A nurse is caring for a patient with a blocked bile duct from a tumor. What manifestation of obstructive jaundice should the nurse anticipate?
- A. Watery, blood-streaked diarrhea
- B. Orange and foamy urine
- C. Increased abdominal girth
- D. Decreased cognition
Correct Answer: B
Rationale: If the bile duct is obstructed, the bile will be reabsorbed into the blood and carried throughout the entire body. It is excreted in the urine, which becomes deep orange and foamy. Bloody diarrhea, ascites, and cognitive changes are not associated with obstructive jaundice.
A nurse on a solid organ transplant unit is planning the care of a patient who will soon be admitted upon immediate recovery following liver transplantation. What aspect of nursing care is the nurses priority?
- A. Implementation of infection-control measures
- B. Close monitoring of skin integrity and color
- C. Frequent assessment of the patients psychosocial status
- D. Administration of antiretroviral medications
Correct Answer: A
Rationale: Infection control is paramount following liver transplantation. This is a priority over skin integrity and psychosocial status, even though these are valid areas of assessment and intervention. Antiretrovirals are not indicated.

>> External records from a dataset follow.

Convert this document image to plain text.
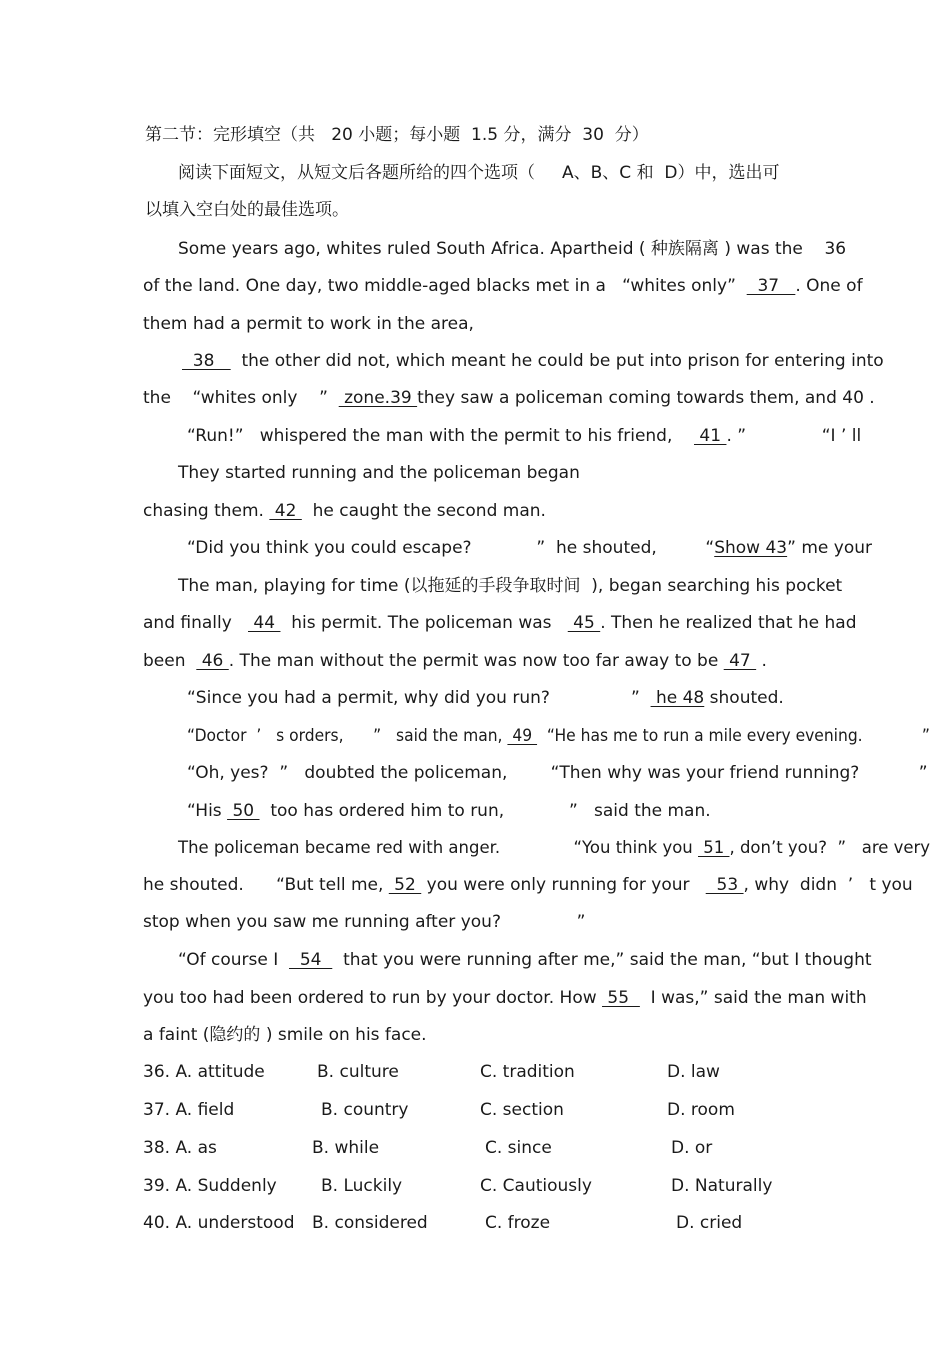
第二节：完形填空（共   20 小题；每小题  1.5 分，满分  30  分）
阅读下面短文，从短文后各题所给的四个选项（     A、B、C 和  D）中，选出可
以填入空白处的最佳选项。
Some years ago, whites ruled South Africa. Apartheid ( 种族隔离 ) was the    36
of the land. One day, two middle-aged blacks met in a   “whites only”    37   . One of
them had a permit to work in the area,
38     the other did not, which meant he could be put into prison for entering into
the    “whites only    ”   zone.39 they saw a policeman coming towards them, and 40 .
“Run!”   whispered the man with the permit to his friend,     41 . ”              “I ’ ll
They started running and the policeman began
chasing them.  42   he caught the second man.
“Did you think you could escape?            ”  he shouted,         “Show 43” me your
The man, playing for time (以拖延的手段争取时间  ), began searching his pocket
and finally    44   his permit. The policeman was    45 . Then he realized that he had
been   46 . The man without the permit was now too far away to be  47  .
“Since you had a permit, why did you run?               ”   he 48 shouted.
“Doctor  ’   s orders,      ”   said the man,  49   “He has me to run a mile every evening.            ”
“Oh, yes?  ”   doubted the policeman,        “Then why was your friend running?           ”
“His  50   too has ordered him to run,            ”   said the man.
The policeman became red with anger.              “You think you  51 , don’t you?  ”   are very
he shouted.      “But tell me,  52  you were only running for your     53 , why  didn  ’   t you
stop when you saw me running after you?              ”
“Of course I    54    that you were running after me,” said the man, “but I thought
you too had been ordered to run by your doctor. How  55    I was,” said the man with
a faint (隐约的 ) smile on his face.
36. A. attitude	B. culture	C. tradition	D. law
37. A. field	B. country	C. section	D. room
38. A. as	B. while	C. since	D. or
39. A. Suddenly	B. Luckily	C. Cautiously	D. Naturally
40. A. understood B. considered	C. froze	D. cried
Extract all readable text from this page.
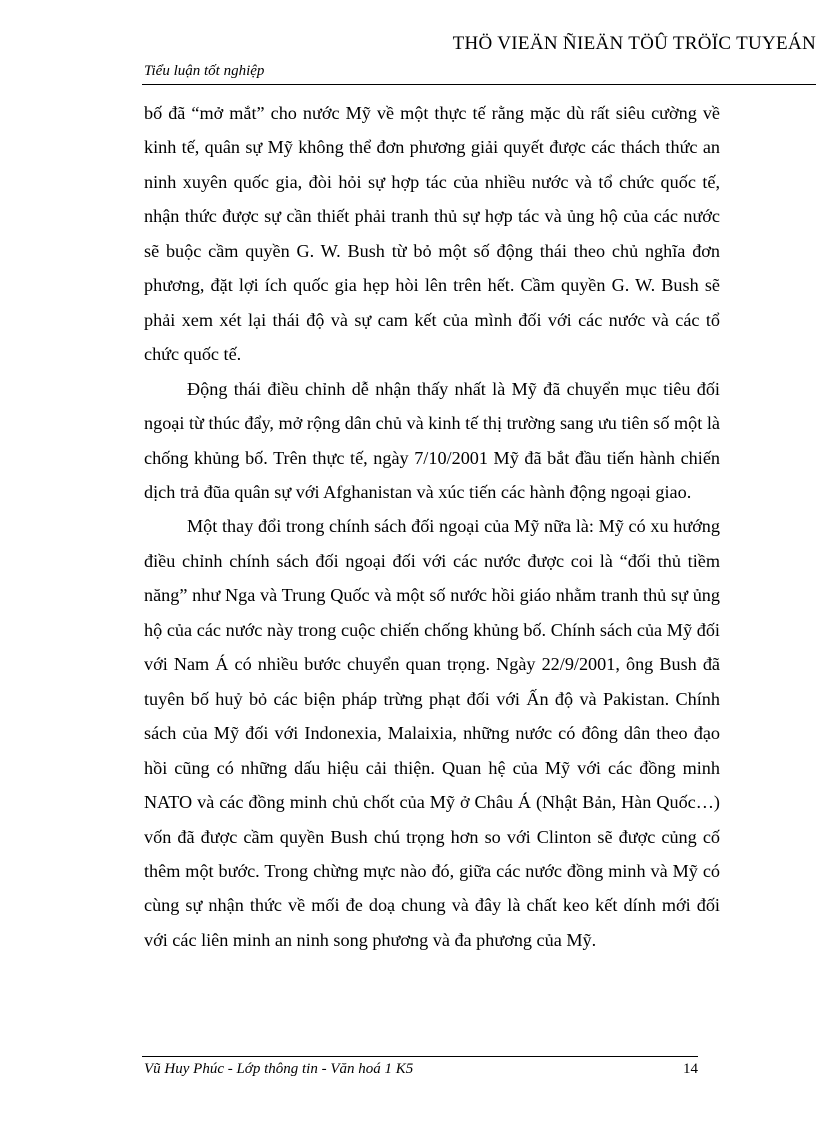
THÖ VIEÄN ÑIEÄN TÖÛ TRÖÏC TUYEÁN
Tiểu luận tốt nghiệp

bố đã “mở mắt” cho nước Mỹ về một thực tế rằng mặc dù rất siêu cường về kinh tế, quân sự Mỹ không thể đơn phương giải quyết được các thách thức an ninh xuyên quốc gia, đòi hỏi sự hợp tác của nhiều nước và tổ chức quốc tế, nhận thức được sự cần thiết phải tranh thủ sự hợp tác và ủng hộ của các nước sẽ buộc cầm quyền G. W. Bush từ bỏ một số động thái theo chủ nghĩa đơn phương, đặt lợi ích quốc gia hẹp hòi lên trên hết. Cầm quyền G. W. Bush sẽ phải xem xét lại thái độ và sự cam kết của mình đối với các nước và các tổ chức quốc tế.

Động thái điều chỉnh dễ nhận thấy nhất là Mỹ đã chuyển mục tiêu đối ngoại từ thúc đẩy, mở rộng dân chủ và kinh tế thị trường sang ưu tiên số một là chống khủng bố. Trên thực tế, ngày 7/10/2001 Mỹ đã bắt đầu tiến hành chiến dịch trả đũa quân sự với Afghanistan và xúc tiến các hành động ngoại giao.

Một thay đổi trong chính sách đối ngoại của Mỹ nữa là: Mỹ có xu hướng điều chỉnh chính sách đối ngoại đối với các nước được coi là “đối thủ tiềm năng” như Nga và Trung Quốc và một số nước hồi giáo nhằm tranh thủ sự ủng hộ của các nước này trong cuộc chiến chống khủng bố. Chính sách của Mỹ đối với Nam Á có nhiều bước chuyển quan trọng. Ngày 22/9/2001, ông Bush đã tuyên bố huỷ bỏ các biện pháp trừng phạt đối với Ấn độ và Pakistan. Chính sách của Mỹ đối với Indonexia, Malaixia, những nước có đông dân theo đạo hồi cũng có những dấu hiệu cải thiện. Quan hệ của Mỹ với các đồng minh NATO và các đồng minh chủ chốt của Mỹ ở Châu Á (Nhật Bản, Hàn Quốc…) vốn đã được cầm quyền Bush chú trọng hơn so với Clinton sẽ được củng cố thêm một bước. Trong chừng mực nào đó, giữa các nước đồng minh và Mỹ có cùng sự nhận thức về mối đe doạ chung và đây là chất keo kết dính mới đối với các liên minh an ninh song phương và đa phương của Mỹ.

Vũ Huy Phúc - Lớp thông tin - Văn hoá 1 K5	14
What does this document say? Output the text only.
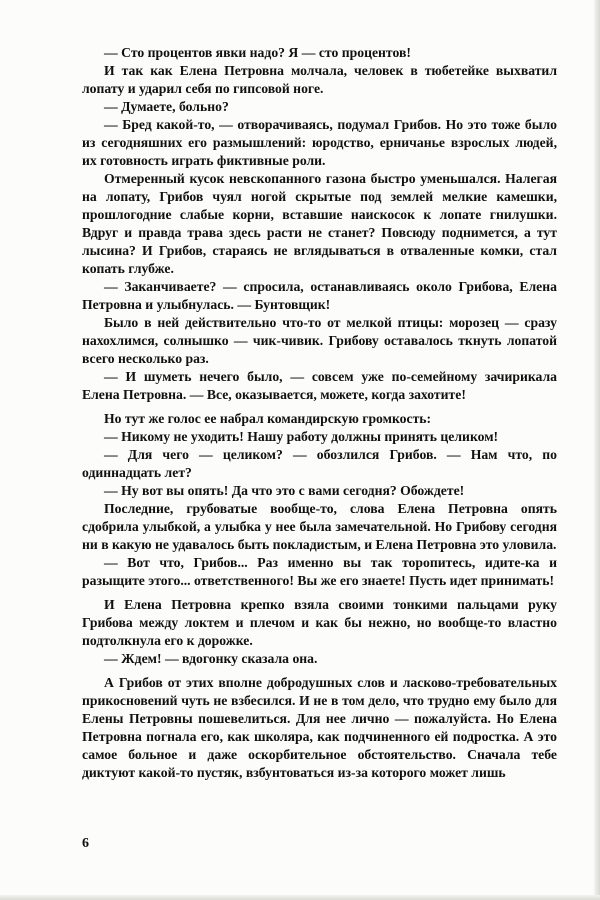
— Сто процентов явки надо? Я — сто процентов!

И так как Елена Петровна молчала, человек в тюбетейке выхватил лопату и ударил себя по гипсовой ноге.

— Думаете, больно?

— Бред какой-то, — отворачиваясь, подумал Грибов. Но это тоже было из сегодняшних его размышлений: юродство, ерничанье взрослых людей, их готовность играть фиктивные роли.

Отмеренный кусок невскопанного газона быстро уменьшался. Налегая на лопату, Грибов чуял ногой скрытые под землей мелкие камешки, прошлогодние слабые корни, вставшие наискосок к лопате гнилушки. Вдруг и правда трава здесь расти не станет? Повсюду поднимется, а тут лысина? И Грибов, стараясь не вглядываться в отваленные комки, стал копать глубже.

— Заканчиваете? — спросила, останавливаясь около Грибова, Елена Петровна и улыбнулась. — Бунтовщик!

Было в ней действительно что-то от мелкой птицы: морозец — сразу нахохлимся, солнышко — чик-чивик. Грибову оставалось ткнуть лопатой всего несколько раз.

— И шуметь нечего было, — совсем уже по-семейному зачирикала Елена Петровна. — Все, оказывается, можете, когда захотите!

Но тут же голос ее набрал командирскую громкость:

— Никому не уходить! Нашу работу должны принять целиком!

— Для чего — целиком? — обозлился Грибов. — Нам что, по одиннадцать лет?

— Ну вот вы опять! Да что это с вами сегодня? Обождете!

Последние, грубоватые вообще-то, слова Елена Петровна опять сдобрила улыбкой, а улыбка у нее была замечательной. Но Грибову сегодня ни в какую не удавалось быть покладистым, и Елена Петровна это уловила.

— Вот что, Грибов... Раз именно вы так торопитесь, идите-ка и разыщите этого... ответственного! Вы же его знаете! Пусть идет принимать!

И Елена Петровна крепко взяла своими тонкими пальцами руку Грибова между локтем и плечом и как бы нежно, но вообще-то властно подтолкнула его к дорожке.

— Ждем! — вдогонку сказала она.

А Грибов от этих вполне добродушных слов и ласково-требовательных прикосновений чуть не взбесился. И не в том дело, что трудно ему было для Елены Петровны пошевелиться. Для нее лично — пожалуйста. Но Елена Петровна погнала его, как школяра, как подчиненного ей подростка. А это самое больное и даже оскорбительное обстоятельство. Сначала тебе диктуют какой-то пустяк, взбунтоваться из-за которого может лишь

6
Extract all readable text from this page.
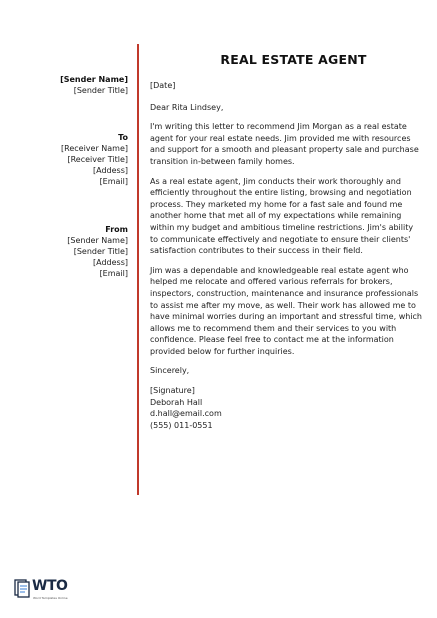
[Sender Name]
[Sender Title]
To
[Receiver Name]
[Receiver Title]
[Addess]
[Email]
From
[Sender Name]
[Sender Title]
[Addess]
[Email]
REAL ESTATE AGENT

[Date]

Dear Rita Lindsey,

I'm writing this letter to recommend Jim Morgan as a real estate agent for your real estate needs. Jim provided me with resources and support for a smooth and pleasant property sale and purchase transition in-between family homes.

As a real estate agent, Jim conducts their work thoroughly and efficiently throughout the entire listing, browsing and negotiation process. They marketed my home for a fast sale and found me another home that met all of my expectations while remaining within my budget and ambitious timeline restrictions. Jim's ability to communicate effectively and negotiate to ensure their clients' satisfaction contributes to their success in their field.

Jim was a dependable and knowledgeable real estate agent who helped me relocate and offered various referrals for brokers, inspectors, construction, maintenance and insurance professionals to assist me after my move, as well. Their work has allowed me to have minimal worries during an important and stressful time, which allows me to recommend them and their services to you with confidence. Please feel free to contact me at the information provided below for further inquiries.

Sincerely,

[Signature]
Deborah Hall
d.hall@email.com
(555) 011-0551
WTO
Word Templates Online
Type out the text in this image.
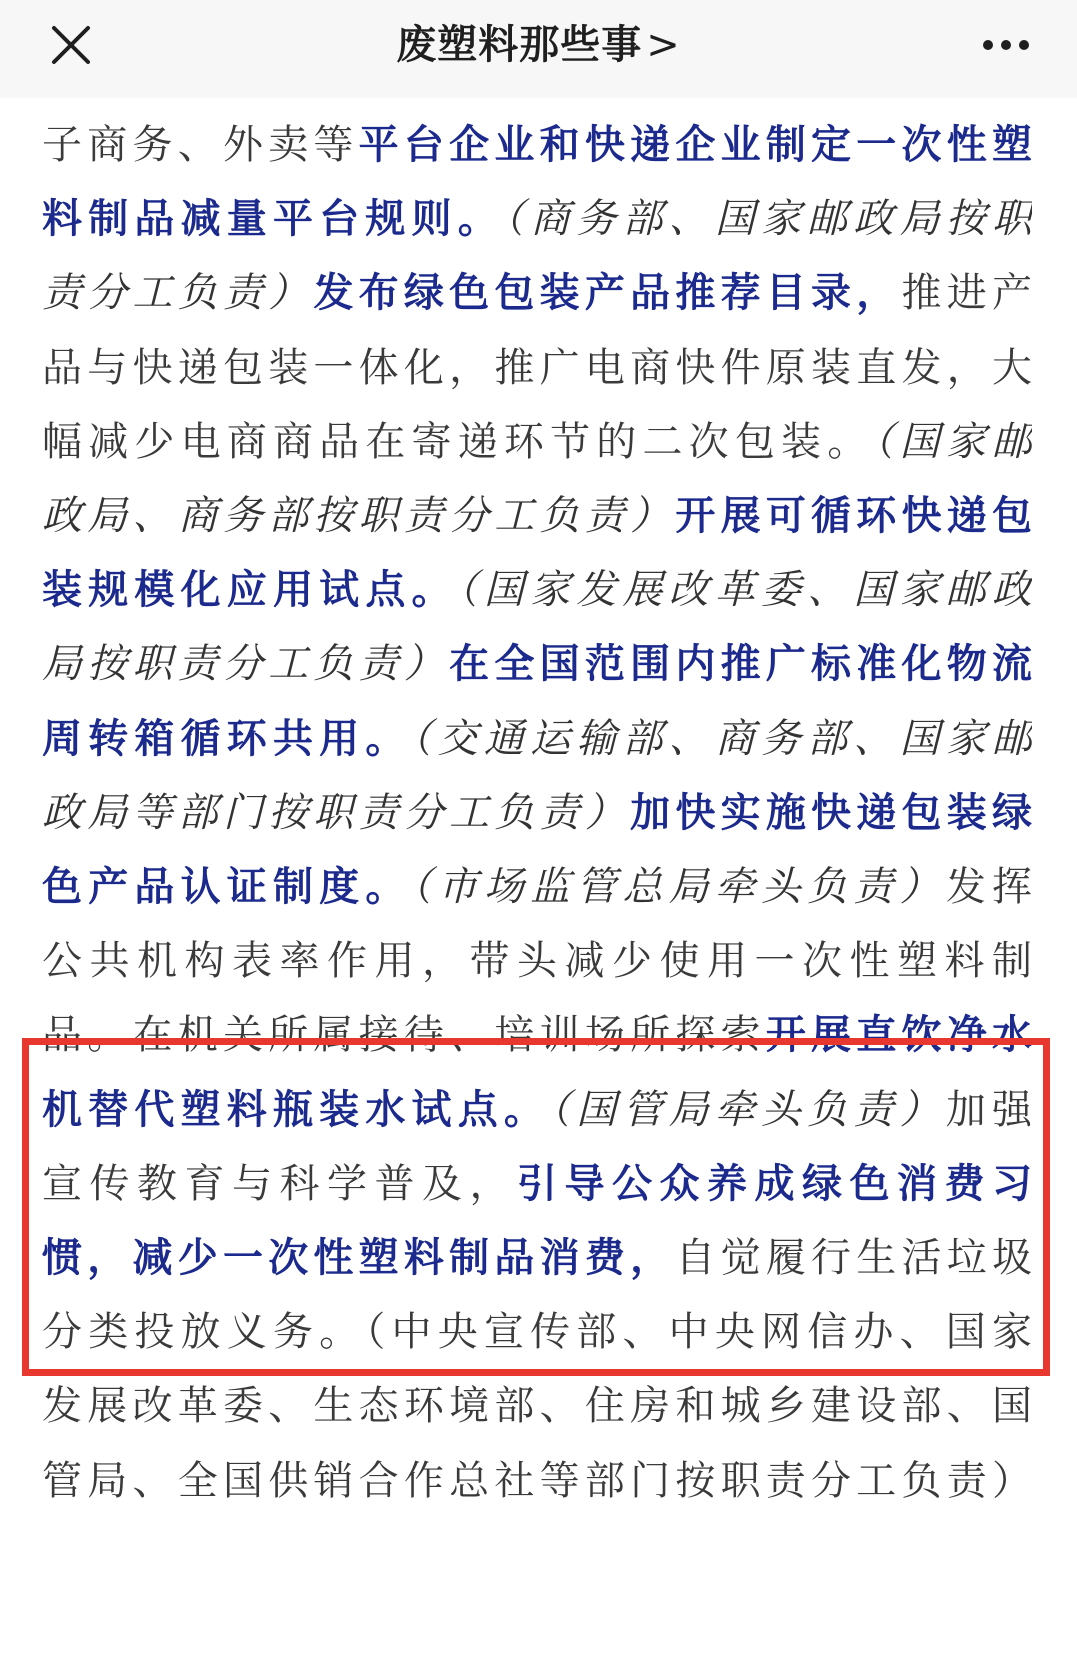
废塑料那些事 >
子商务、外卖等平台企业和快递企业制定一次性塑
料制品减量平台规则。（商务部、国家邮政局按职
责分工负责）发布绿色包装产品推荐目录，推进产
品与快递包装一体化，推广电商快件原装直发，大
幅减少电商商品在寄递环节的二次包装。（国家邮
政局、商务部按职责分工负责）开展可循环快递包
装规模化应用试点。（国家发展改革委、国家邮政
局按职责分工负责）在全国范围内推广标准化物流
周转箱循环共用。（交通运输部、商务部、国家邮
政局等部门按职责分工负责）加快实施快递包装绿
色产品认证制度。（市场监管总局牵头负责）发挥
公共机构表率作用，带头减少使用一次性塑料制
品。在机关所属接待、培训场所探索开展直饮净水
机替代塑料瓶装水试点。（国管局牵头负责）加强
宣传教育与科学普及，引导公众养成绿色消费习
惯，减少一次性塑料制品消费，自觉履行生活垃圾
分类投放义务。（中央宣传部、中央网信办、国家
发展改革委、生态环境部、住房和城乡建设部、国
管局、全国供销合作总社等部门按职责分工负责）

A patient with cirrhosis has experienced a progressive decline in his health; and liver transplantation is being considered by the interdisciplinary team. How will the patients prioritization for receiving a donor liver be determined?
- A. By considering the patients age and prognosis
- B. By objectively determining the patients medical need
- C. By objectively assessing the patients willingness to adhere to post-transplantation care
- D. By systematically ruling out alternative treatment options
Correct Answer: B
Rationale: The patient would undergo a classification of the degree of medical need through an objective determination known as the Model of End-Stage Liver Disease (MELD) classification, which stratifies the level of illness of those awaiting a liver transplant. This algorithm considers multiple variables, not solely age, prognosis, potential for adherence, and the rejection of alternative options.
A nurse has entered the room of a patient with cirrhosis and found the patient on the floor. The patient states that she fell when transferring to the commode. The patients vital signs are within reference ranges and the nurse observes no apparent injuries. What is the nurses most appropriate action?
- A. Remove the patients commode and supply a bedpan.
- B. Complete an incident report and submit it to the unit supervisor.
- C. Have the patient assessed by the physician due to the risk of internal bleeding.
- D. Perform a focused abdominal assessment in order to rule out injury.
Correct Answer: C
Rationale: A fall would necessitate thorough medical assessment due to the patients risk of bleeding. The nurses abdominal assessment is an appropriate action, but is not wholly sufficient to rule out internal injury. Medical assessment is a priority over removing the commode or filling out an incident report, even though these actions are appropriate.